Copenhagen, 1926. Einar Wegener (Eddie Redmayne) and his wife Gerda (Alicia Vikander) are happily married. He is a painter of muddy, sad-looking landscapes inspired by his childhood memories, while her interests are portraits, although her husband believes she’s still searching for inspiration. In truth, though, it’s Einar who’s waiting to be thunderstruck: when Gerda asks him to pose in stockings as a makeshift model, the sheer touch of the material on his legs nearly brings him to orgasm.

Together, the spouses create the fictional character of the ethereal but provincial Danish girl Lili, who becomes Einar’s alter ego. This subtly perverse game of dress-up awakens deep and dormant truths about Einar, who is subsequently set on the path towards self-acceptance.
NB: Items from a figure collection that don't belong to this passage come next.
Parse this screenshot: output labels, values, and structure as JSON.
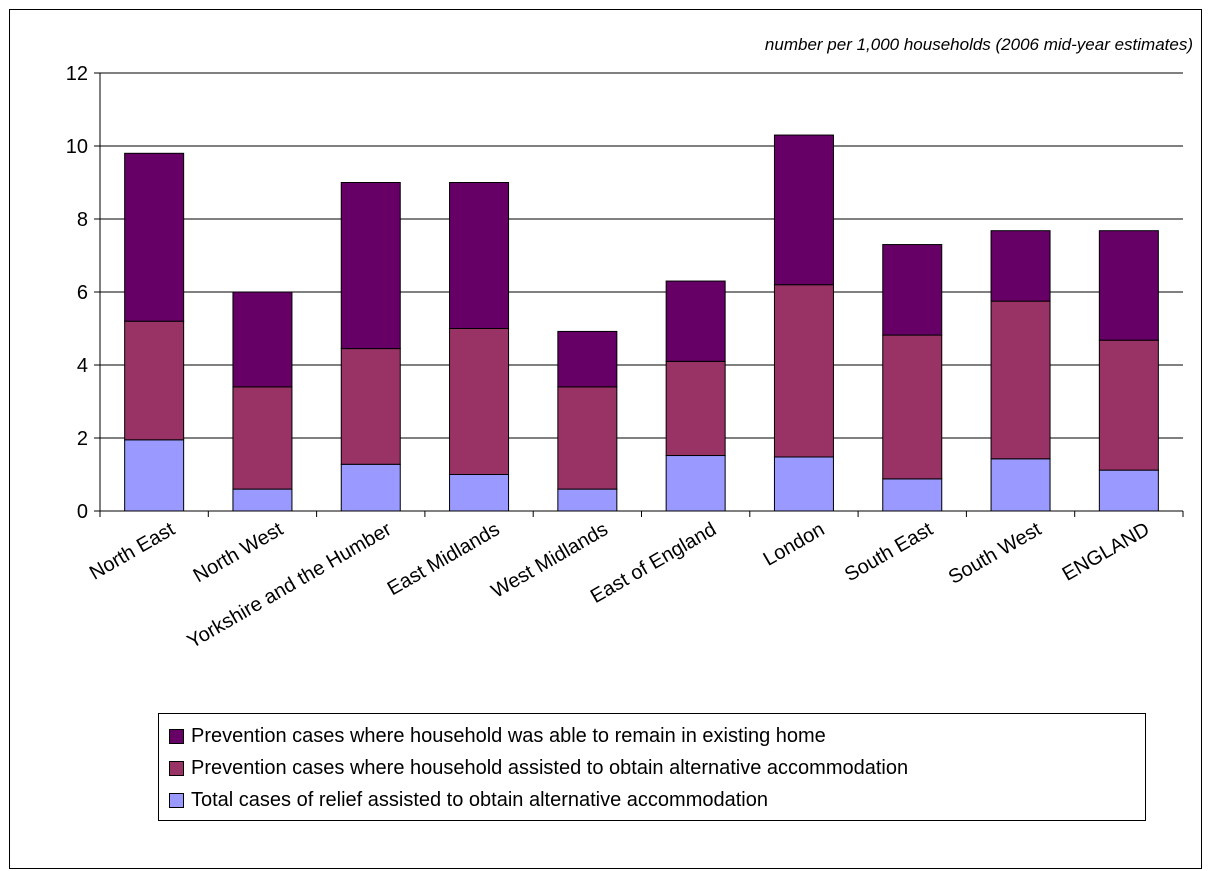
{
  "chart_data": {
    "type": "bar",
    "stacked": true,
    "subtitle": "number per 1,000 households (2006 mid-year estimates)",
    "title": "",
    "xlabel": "",
    "ylabel": "",
    "ylim": [
      0,
      12
    ],
    "yticks": [
      "0",
      "2",
      "4",
      "6",
      "8",
      "10",
      "12"
    ],
    "grid": true,
    "legend_position": "bottom",
    "categories": [
      "North East",
      "North West",
      "Yorkshire and the Humber",
      "East Midlands",
      "West Midlands",
      "East of England",
      "London",
      "South East",
      "South West",
      "ENGLAND"
    ],
    "series": [
      {
        "name": "Total cases of relief assisted to obtain alternative accommodation",
        "color": "#9999ff",
        "values": [
          1.95,
          0.6,
          1.28,
          1.0,
          0.6,
          1.52,
          1.48,
          0.88,
          1.43,
          1.12
        ]
      },
      {
        "name": "Prevention cases where household assisted to obtain alternative accommodation",
        "color": "#993366",
        "values": [
          3.25,
          2.8,
          3.17,
          4.0,
          2.8,
          2.58,
          4.72,
          3.94,
          4.32,
          3.56
        ]
      },
      {
        "name": "Prevention cases where household was able to remain in existing home",
        "color": "#660066",
        "values": [
          4.6,
          2.6,
          4.55,
          4.0,
          1.52,
          2.2,
          4.1,
          2.48,
          1.93,
          3.0
        ]
      }
    ]
  },
  "legend": {
    "items": [
      {
        "label": "Prevention cases where household was able to remain in existing home",
        "color": "#660066"
      },
      {
        "label": "Prevention cases where household assisted to obtain alternative accommodation",
        "color": "#993366"
      },
      {
        "label": "Total cases of relief assisted to obtain alternative accommodation",
        "color": "#9999ff"
      }
    ]
  }
}
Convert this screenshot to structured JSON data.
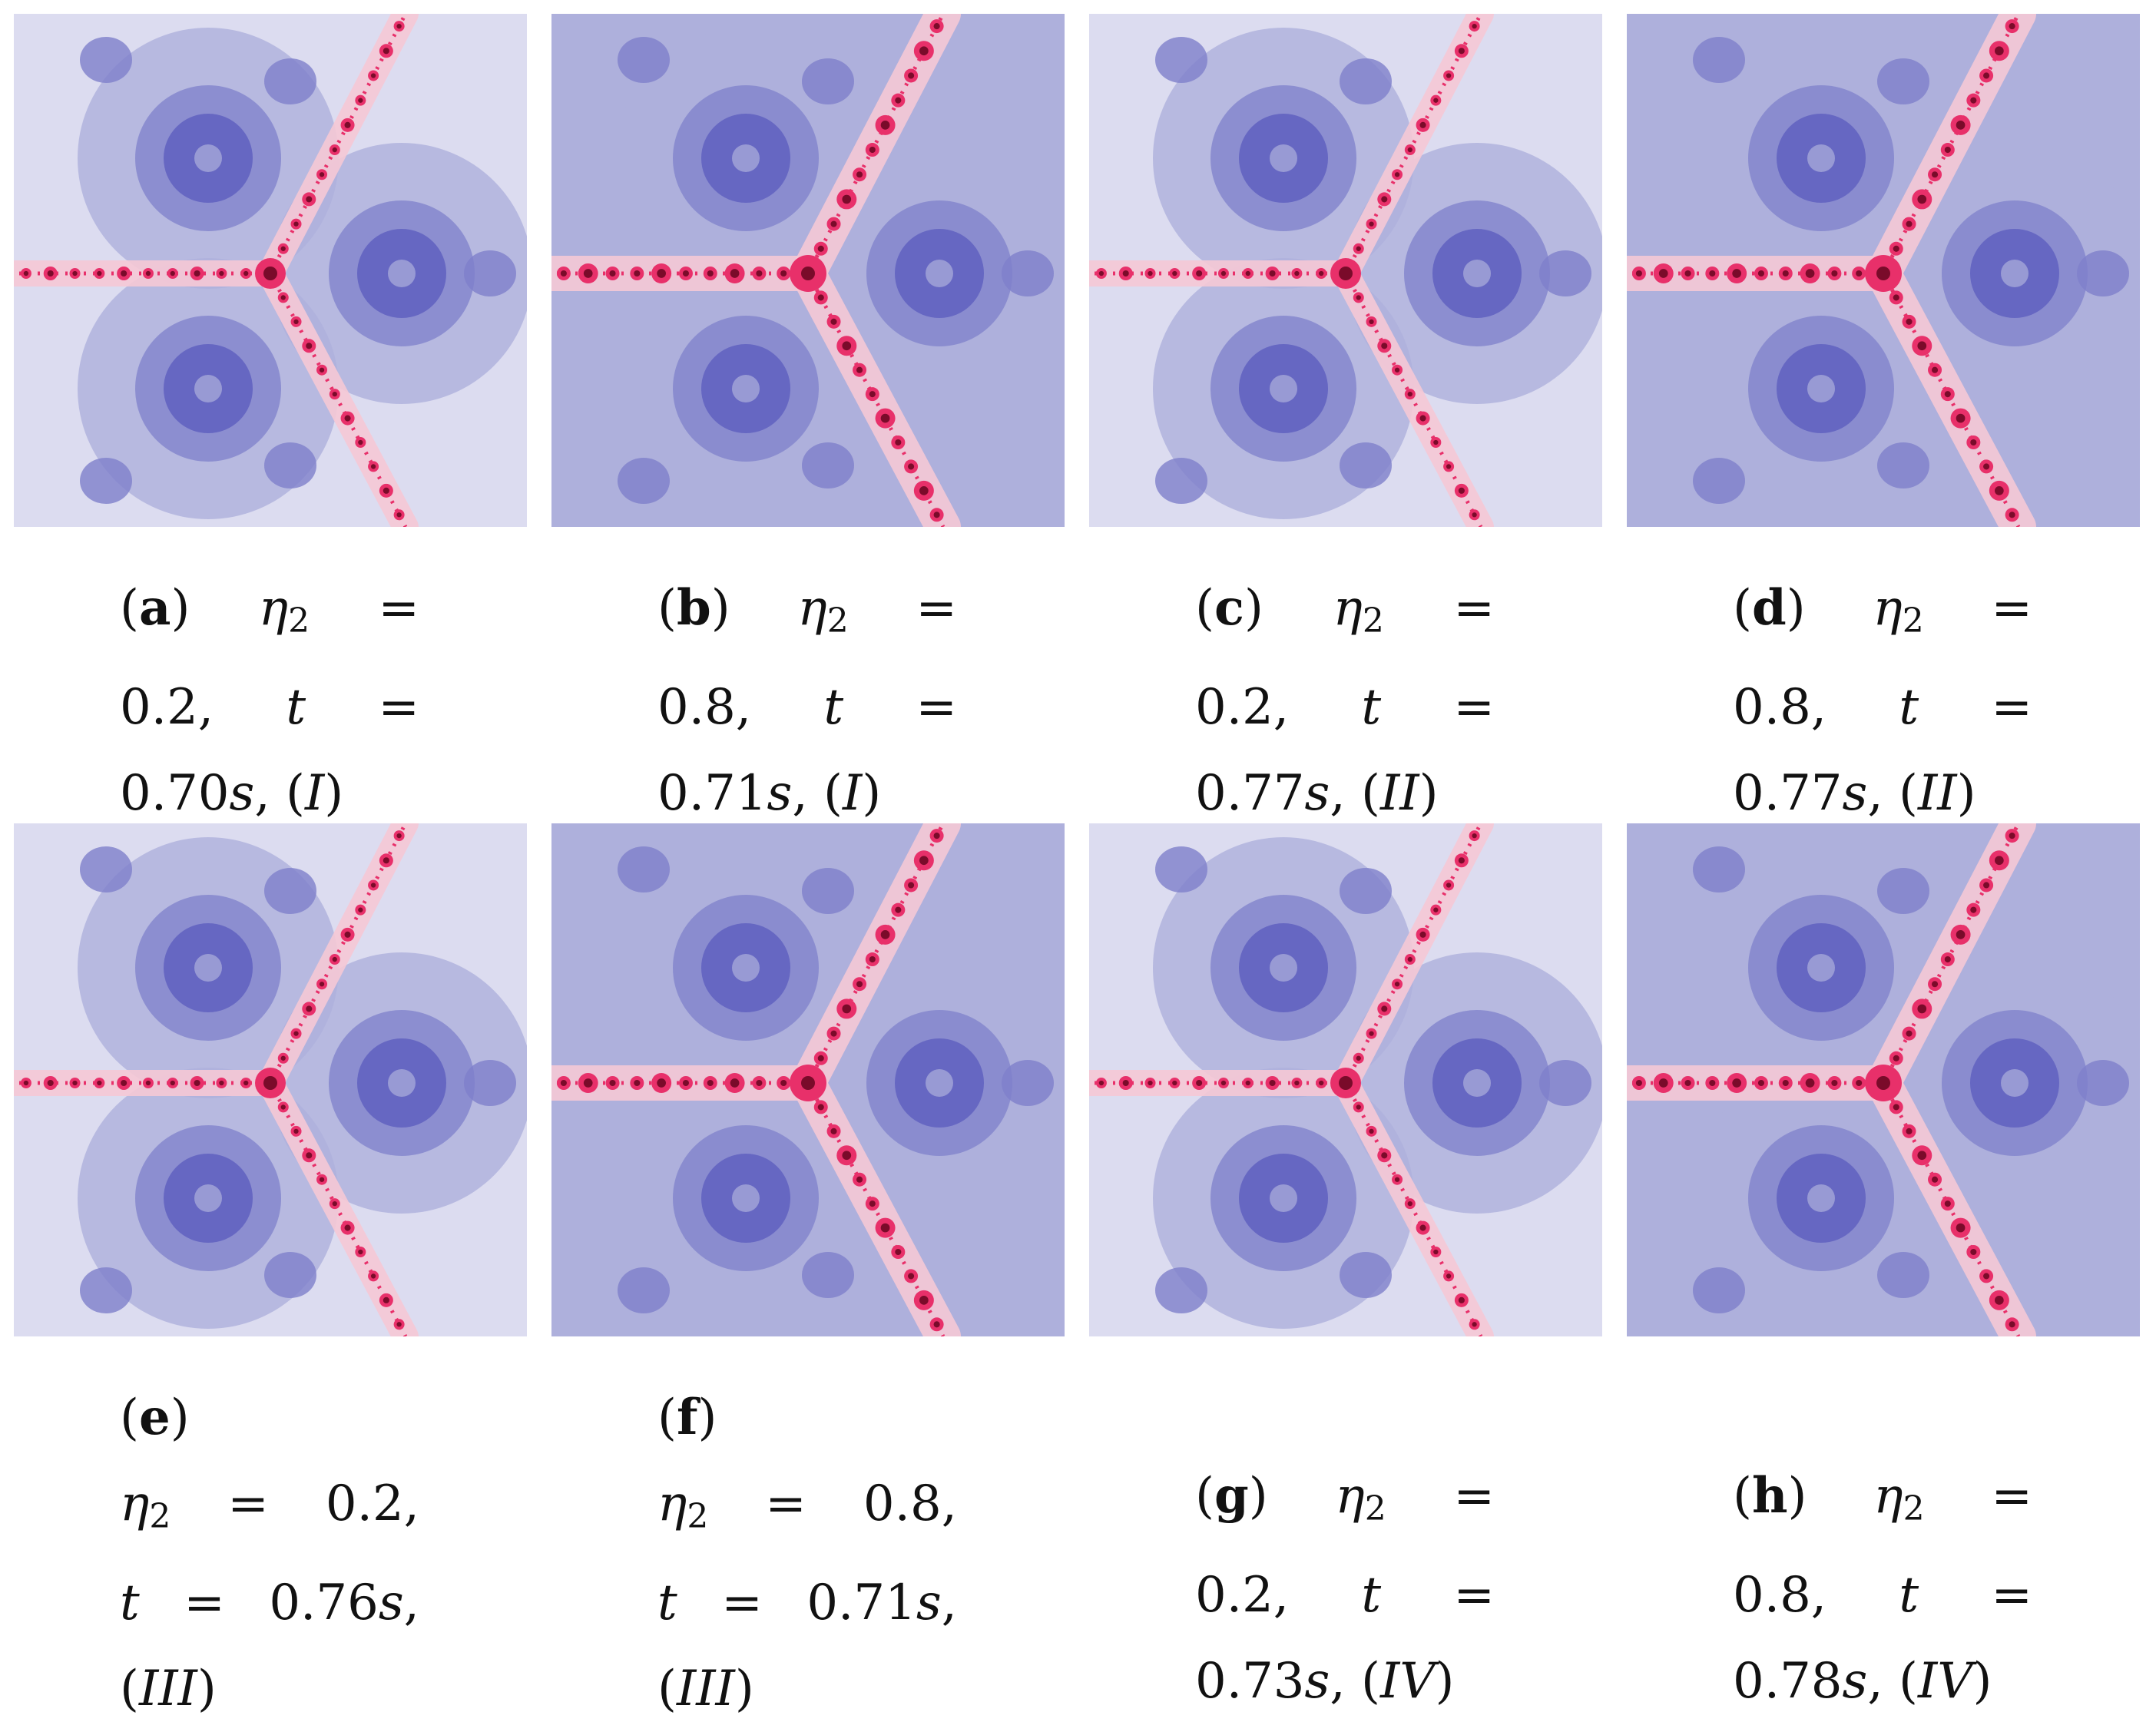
{
  "colors": {
    "background_light": "#dcdcf0",
    "basin_mid": "#aeb0dc",
    "basin_dark": "#7e80cb",
    "root_core": "#5f60c0",
    "fractal_pink": "#e8306a",
    "fractal_dark": "#7a0b2a"
  },
  "figure": {
    "panels": [
      {
        "label": "a",
        "eta_symbol": "η",
        "eta_sub": "2",
        "eta_value": "0.2",
        "t_symbol": "t",
        "t_value": "0.70",
        "t_unit": "s",
        "case": "I"
      },
      {
        "label": "b",
        "eta_symbol": "η",
        "eta_sub": "2",
        "eta_value": "0.8",
        "t_symbol": "t",
        "t_value": "0.71",
        "t_unit": "s",
        "case": "I"
      },
      {
        "label": "c",
        "eta_symbol": "η",
        "eta_sub": "2",
        "eta_value": "0.2",
        "t_symbol": "t",
        "t_value": "0.77",
        "t_unit": "s",
        "case": "II"
      },
      {
        "label": "d",
        "eta_symbol": "η",
        "eta_sub": "2",
        "eta_value": "0.8",
        "t_symbol": "t",
        "t_value": "0.77",
        "t_unit": "s",
        "case": "II"
      },
      {
        "label": "e",
        "eta_symbol": "η",
        "eta_sub": "2",
        "eta_value": "0.2",
        "t_symbol": "t",
        "t_value": "0.76",
        "t_unit": "s",
        "case": "III"
      },
      {
        "label": "f",
        "eta_symbol": "η",
        "eta_sub": "2",
        "eta_value": "0.8",
        "t_symbol": "t",
        "t_value": "0.71",
        "t_unit": "s",
        "case": "III"
      },
      {
        "label": "g",
        "eta_symbol": "η",
        "eta_sub": "2",
        "eta_value": "0.2",
        "t_symbol": "t",
        "t_value": "0.73",
        "t_unit": "s",
        "case": "IV"
      },
      {
        "label": "h",
        "eta_symbol": "η",
        "eta_sub": "2",
        "eta_value": "0.8",
        "t_symbol": "t",
        "t_value": "0.78",
        "t_unit": "s",
        "case": "IV"
      }
    ]
  }
}
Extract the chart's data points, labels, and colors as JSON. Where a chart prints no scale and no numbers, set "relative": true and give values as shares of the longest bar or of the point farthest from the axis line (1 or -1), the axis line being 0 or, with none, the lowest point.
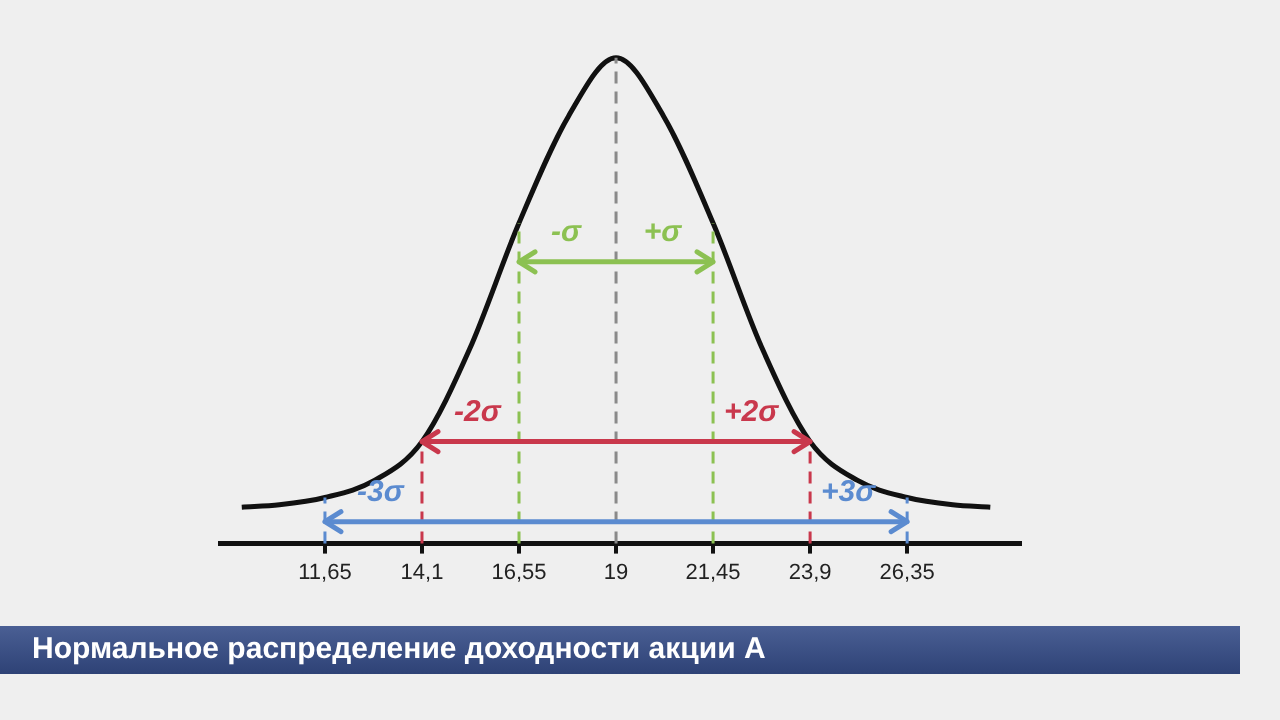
{
  "chart_data": {
    "type": "line",
    "relative": true,
    "title": "Нормальное распределение доходности акции А",
    "x": [
      9.55,
      10.5,
      11.65,
      12.9,
      14.1,
      15.3,
      16.55,
      17.8,
      19,
      20.2,
      21.45,
      22.7,
      23.9,
      25.1,
      26.35,
      27.5,
      28.45
    ],
    "series": [
      {
        "color": "#111111",
        "values": [
          0.075,
          0.08,
          0.095,
          0.13,
          0.21,
          0.4,
          0.66,
          0.88,
          1,
          0.88,
          0.66,
          0.4,
          0.21,
          0.13,
          0.095,
          0.08,
          0.075
        ]
      }
    ],
    "xlim": [
      9,
      29.2
    ],
    "xticks": [
      {
        "value": 11.65,
        "label": "11,65"
      },
      {
        "value": 14.1,
        "label": "14,1"
      },
      {
        "value": 16.55,
        "label": "16,55"
      },
      19,
      {
        "value": 21.45,
        "label": "21,45"
      },
      {
        "value": 23.9,
        "label": "23,9"
      },
      {
        "value": 26.35,
        "label": "26,35"
      }
    ],
    "ref_lines": [
      {
        "axis": "x",
        "value": 19,
        "color": "#8a8a8a",
        "line_style": "dashed"
      },
      {
        "axis": "x",
        "value": 16.55,
        "label": "-σ",
        "color": "#8cc152",
        "line_style": "dashed"
      },
      {
        "axis": "x",
        "value": 21.45,
        "label": "+σ",
        "color": "#8cc152",
        "line_style": "dashed"
      },
      {
        "axis": "x",
        "value": 14.1,
        "label": "-2σ",
        "color": "#c9384c",
        "line_style": "dashed"
      },
      {
        "axis": "x",
        "value": 23.9,
        "label": "+2σ",
        "color": "#c9384c",
        "line_style": "dashed"
      },
      {
        "axis": "x",
        "value": 11.65,
        "label": "-3σ",
        "color": "#5b8bd0",
        "line_style": "dashed"
      },
      {
        "axis": "x",
        "value": 26.35,
        "label": "+3σ",
        "color": "#5b8bd0",
        "line_style": "dashed"
      }
    ],
    "grid": false,
    "legend": false,
    "marker": "none",
    "line_style": "solid"
  }
}
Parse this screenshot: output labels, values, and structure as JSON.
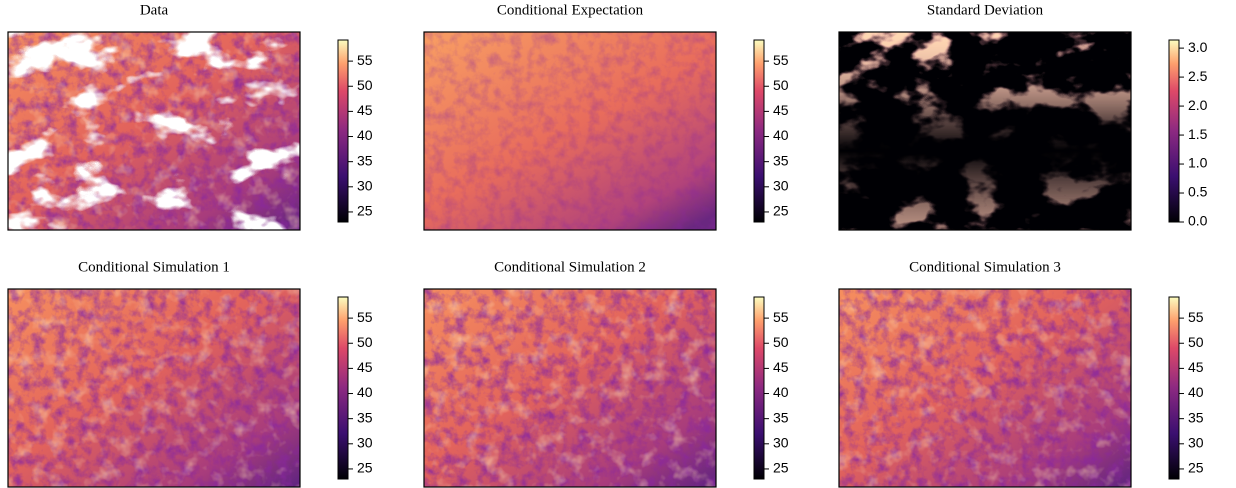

Hooper’s film is unsurprisingly affirmative: Einar’s empty landscapes are a reflection of his interior life, which is then filled out (and brightened up) by his experiments with gender performance. The ever-androgynous Redmayne essays sexual role-playing with dignity; Hooper includes plenty of clear, obvious visual metaphors, in an appropriately painterly style. (The film at times resembles an illustrated “Gender Studies for Beginners” textbook). This may be the best way to open up the subject for further discussion amongst a mainstream audience.

At the same time, The Danish Girl goes beyond the subject of transsexuality: it also speaks  to how,  as Lili says, “marriage produces a third person.” The triangular relationship between Einar, Gerda and Lili reveals a universal truth: sometimes you have to let go of the beloved one as an act of love and understanding, so it can “live its own life.”

The Danish Girl is imperfect and sometimes cloying, but in its own way beautiful and honest. Its message is that everyone should have the right and courage to fight for their happiness, which may strike some as naïve from a present-day perspective, but is still convincing and universal—probably enough so to get the Oscar nominations hoped for by the film’s financiers.